On that date, Wendeln finished the MS in Accounting (MSA) degree program at the Kelley School of Business and changed careers to begin teaching full time. It was also around that time he passed all four parts of the CPA exam.
“Something my father said years ago has stuck with me,” explained Wendeln, now a clinical associate professor of management. “He said, ‘Ken, you got to the place you’re at as a result of a lot of people helping you. So, in your life, make time to give back.’”
“That’s how I look at my teaching career. As a professor at the Kelley School, I want to give students the same opportunities I had in my business career,” added Wendeln. “My goal is to produce good citizens and get them off to a good career start—because someone did that for me.”
Before starting at the Kelley School, Wendeln spent 30 years working in business across the globe, spending 15 years at the senior executive level.
He received his undergraduate degree from the University of Notre Dame, and he started his career at Honeywell as an engineer. Once he started at Honeywell, Wendeln also began to pursue his MBA at the University of Chicago.

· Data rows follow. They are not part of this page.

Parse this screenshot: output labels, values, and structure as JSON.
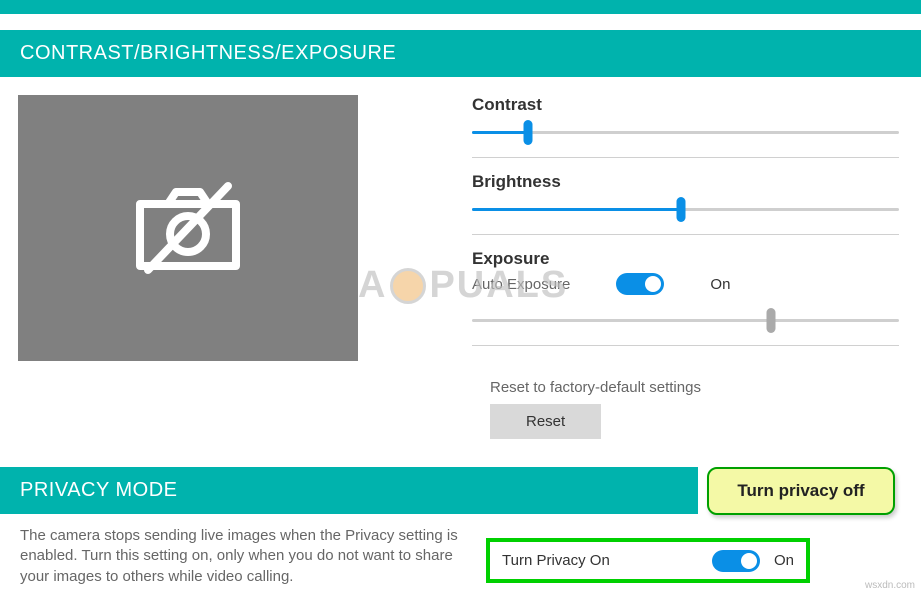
{
  "sections": {
    "contrast_brightness_exposure": {
      "title": "CONTRAST/BRIGHTNESS/EXPOSURE",
      "controls": {
        "contrast": {
          "label": "Contrast",
          "value_pct": 13
        },
        "brightness": {
          "label": "Brightness",
          "value_pct": 49
        },
        "exposure": {
          "label": "Exposure",
          "auto_label": "Auto Exposure",
          "auto_state_text": "On",
          "auto_on": true,
          "value_pct": 70,
          "disabled": true
        }
      },
      "reset": {
        "description": "Reset to factory-default settings",
        "button": "Reset"
      }
    },
    "privacy_mode": {
      "title": "PRIVACY MODE",
      "description": "The camera stops sending live images when the Privacy setting is enabled. Turn this setting on, only when you do not want to share your images to others while video calling.",
      "toggle_label": "Turn Privacy On",
      "toggle_state_text": "On",
      "toggle_on": true
    }
  },
  "callout_text": "Turn privacy off",
  "watermark_text_a": "A",
  "watermark_text_b": "PUALS",
  "source_tag": "wsxdn.com",
  "icons": {
    "no_camera": "no-camera-icon"
  },
  "colors": {
    "accent_teal": "#00b3ad",
    "accent_blue": "#0a8fe6",
    "highlight_green": "#00d000"
  }
}
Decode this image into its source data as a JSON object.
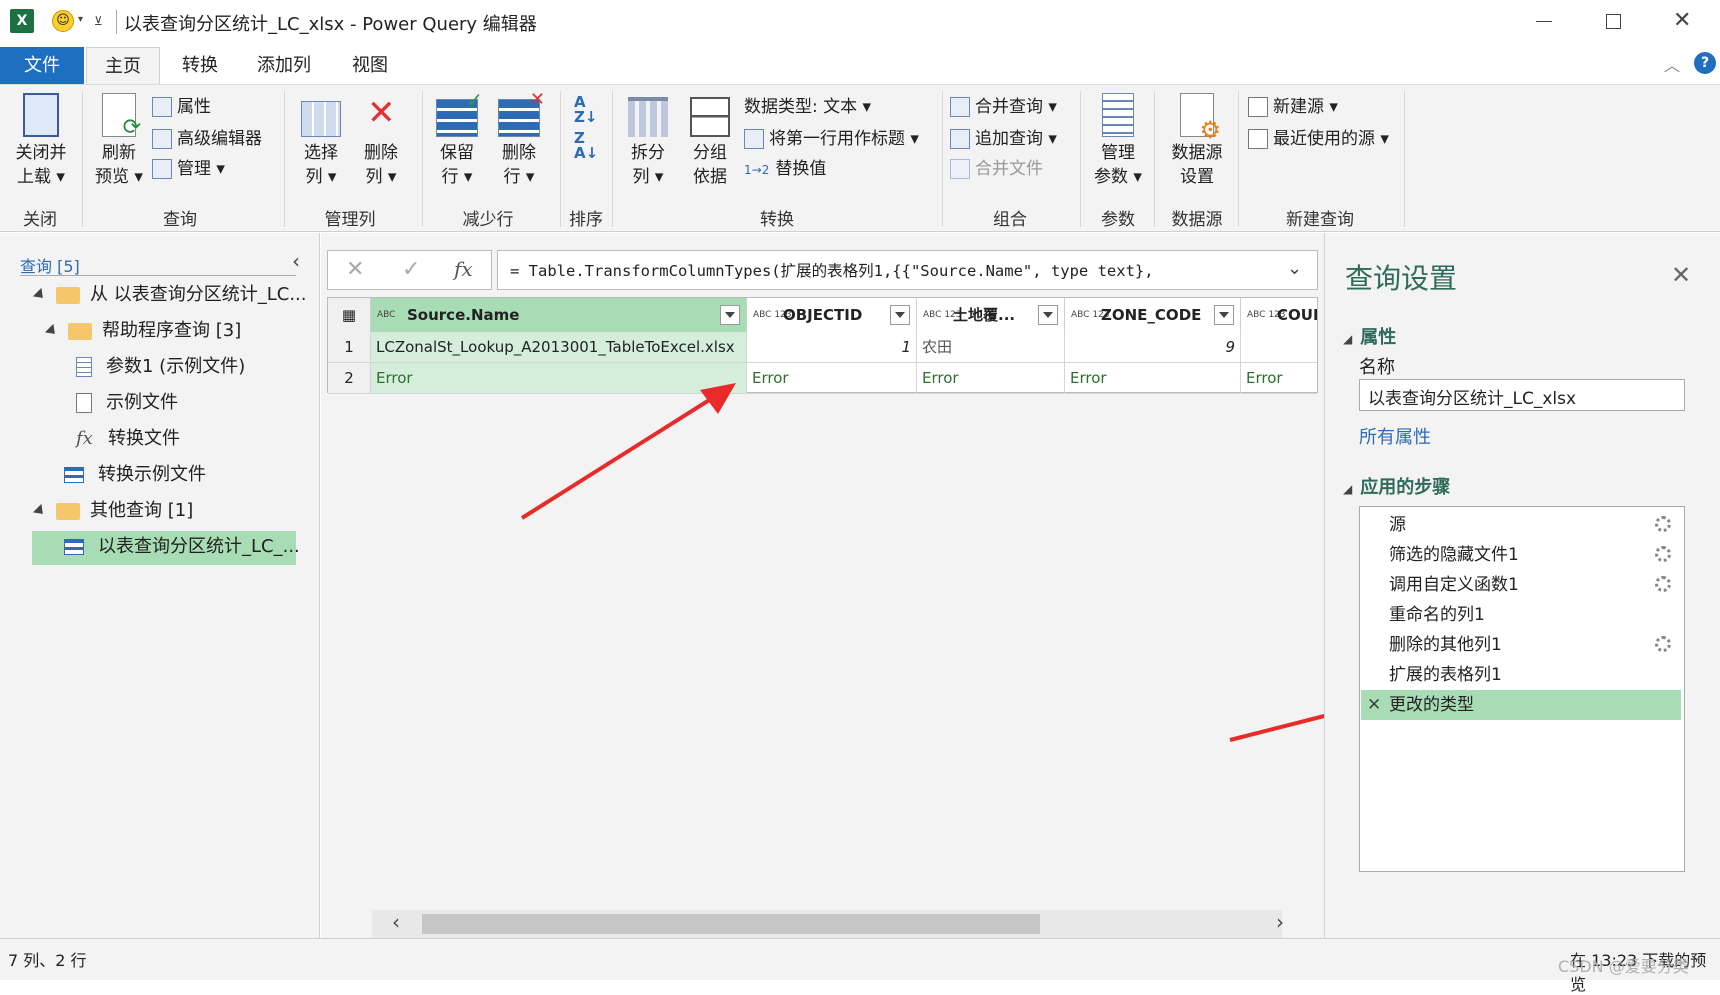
{
  "titlebar": {
    "excel_icon": "excel-icon",
    "smiley": "smiley-icon",
    "title": "以表查询分区统计_LC_xlsx - Power Query 编辑器"
  },
  "menu": {
    "tabs": [
      "文件",
      "主页",
      "转换",
      "添加列",
      "视图"
    ]
  },
  "ribbon": {
    "close_load": {
      "line1": "关闭并",
      "line2": "上载"
    },
    "refresh": {
      "line1": "刷新",
      "line2": "预览"
    },
    "properties": "属性",
    "advanced_editor": "高级编辑器",
    "manage": "管理",
    "choose_cols": {
      "line1": "选择",
      "line2": "列"
    },
    "remove_cols": {
      "line1": "删除",
      "line2": "列"
    },
    "keep_rows": {
      "line1": "保留",
      "line2": "行"
    },
    "remove_rows": {
      "line1": "删除",
      "line2": "行"
    },
    "split": {
      "line1": "拆分",
      "line2": "列"
    },
    "group": {
      "line1": "分组",
      "line2": "依据"
    },
    "data_type": "数据类型: 文本",
    "first_row_header": "将第一行用作标题",
    "replace_values": "替换值",
    "merge_queries": "合并查询",
    "append_queries": "追加查询",
    "combine_files": "合并文件",
    "manage_params": {
      "line1": "管理",
      "line2": "参数"
    },
    "datasource_settings": {
      "line1": "数据源",
      "line2": "设置"
    },
    "new_source": "新建源",
    "recent_sources": "最近使用的源",
    "groups": {
      "close": "关闭",
      "query": "查询",
      "manage_cols": "管理列",
      "reduce_rows": "减少行",
      "sort": "排序",
      "transform": "转换",
      "combine": "组合",
      "params": "参数",
      "datasource": "数据源",
      "new_query": "新建查询"
    }
  },
  "leftpane": {
    "header": "查询 [5]",
    "items": [
      "从 以表查询分区统计_LC...",
      "帮助程序查询 [3]",
      "参数1 (示例文件)",
      "示例文件",
      "转换文件",
      "转换示例文件",
      "其他查询 [1]",
      "以表查询分区统计_LC_..."
    ]
  },
  "formula": {
    "fx": "fx",
    "text": "= Table.TransformColumnTypes(扩展的表格列1,{{\"Source.Name\", type text},"
  },
  "grid": {
    "columns": [
      {
        "type": "ABC",
        "name": "Source.Name"
      },
      {
        "type": "ABC 123",
        "name": "OBJECTID"
      },
      {
        "type": "ABC 123",
        "name": "土地覆..."
      },
      {
        "type": "ABC 123",
        "name": "ZONE_CODE"
      },
      {
        "type": "ABC 123",
        "name": "COUN"
      }
    ],
    "rows": [
      {
        "num": "1",
        "cells": [
          "LCZonalSt_Lookup_A2013001_TableToExcel.xlsx",
          "1",
          "农田",
          "9",
          ""
        ]
      },
      {
        "num": "2",
        "cells": [
          "Error",
          "Error",
          "Error",
          "Error",
          "Error"
        ]
      }
    ]
  },
  "rightpane": {
    "title": "查询设置",
    "properties_header": "属性",
    "name_label": "名称",
    "name_value": "以表查询分区统计_LC_xlsx",
    "all_props": "所有属性",
    "steps_header": "应用的步骤",
    "steps": [
      "源",
      "筛选的隐藏文件1",
      "调用自定义函数1",
      "重命名的列1",
      "删除的其他列1",
      "扩展的表格列1",
      "更改的类型"
    ]
  },
  "status": {
    "left": "7 列、2 行",
    "right": "在 13:23 下载的预览",
    "watermark": "CSDN @爱要分类"
  },
  "colors": {
    "file_tab": "#1f6fc0",
    "selected": "#a8dcb4",
    "arrow": "#e82a2a"
  }
}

“If it wasn’t for my MBA, I believe my career path as an engineer would have been relatively limited. The MBA made a huge difference, and it started a pathway of growth in my career. People recognized the value of it,” said Wendeln. “When I finished my MBA, I was asked to move into an international marketing role with Honeywell. Soon after that, the company gave me the opportunity to move into a management role in Brussels, Belgium. That’s when my international career truly began, and I eventually managed and led a number of businesses across the globe.”
Years later, Wendeln and his family decided they would plant their roots in Indianapolis, where Wendeln pursued his MSA and CPA. During his time in the program at Kelley, Wendeln was approached to teach several accounting classes. Those several classes led to more classes, and before he knew it, Wendeln was teaching full time, using his international business experience to teach students more about the changing landscape of global business.
Wendeln also worked to bring the capstone class called Analysis of Business Decisions, or J411, to Kelley Indianapolis. Using the Capstone Simulation™, students make business decisions in this course and examine their impact on the organization. Wendeln also helped to create the professional development program for the Evening MBA Program, and he has continued to work to develop that program for MBAs – most recently adding a new course this fall called X571, The Leadership Circle, Mastering Your Leadership, that has as its centerpiece an advanced 360 feedback and coaching report.
In his time at IUPUI, Wendeln has also contributed to the university by focusing on strategies to increase student first-year retention and ultimately the campus graduation rate through a program called Gateway to Graduation.
Wendeln also works with a Gateway Community of Practice at IUPUI designed to promote academic integrity. The faculty and staff on that task force work to ensure that students and faculty are well-informed and held accountable for their academic conduct. He and several other faculty from IUPUI will present at the 8th Asia Pacific Conference on Educational Integrity in Sydney, Australia in November, where they will bring lessons learned in Indianapolis to share with the world.
When asked to offer advice to Kelley students, Wendeln shares the same advice his dad gave him years ago.
“Search out the best teachers—not the easy ones, the hard ones—the teachers who will truly help you learn. That’s what it’s all about,” he says. “Don’t take the easy way out; take the relevant way out. Find the professors and classes that will take you somewhere. That’s what you’re here for. That will develop your skills, as well as your character.”
“And don’t forget, learning doesn’t stop once you leave the classroom. It is lifelong. Enjoy the journey!”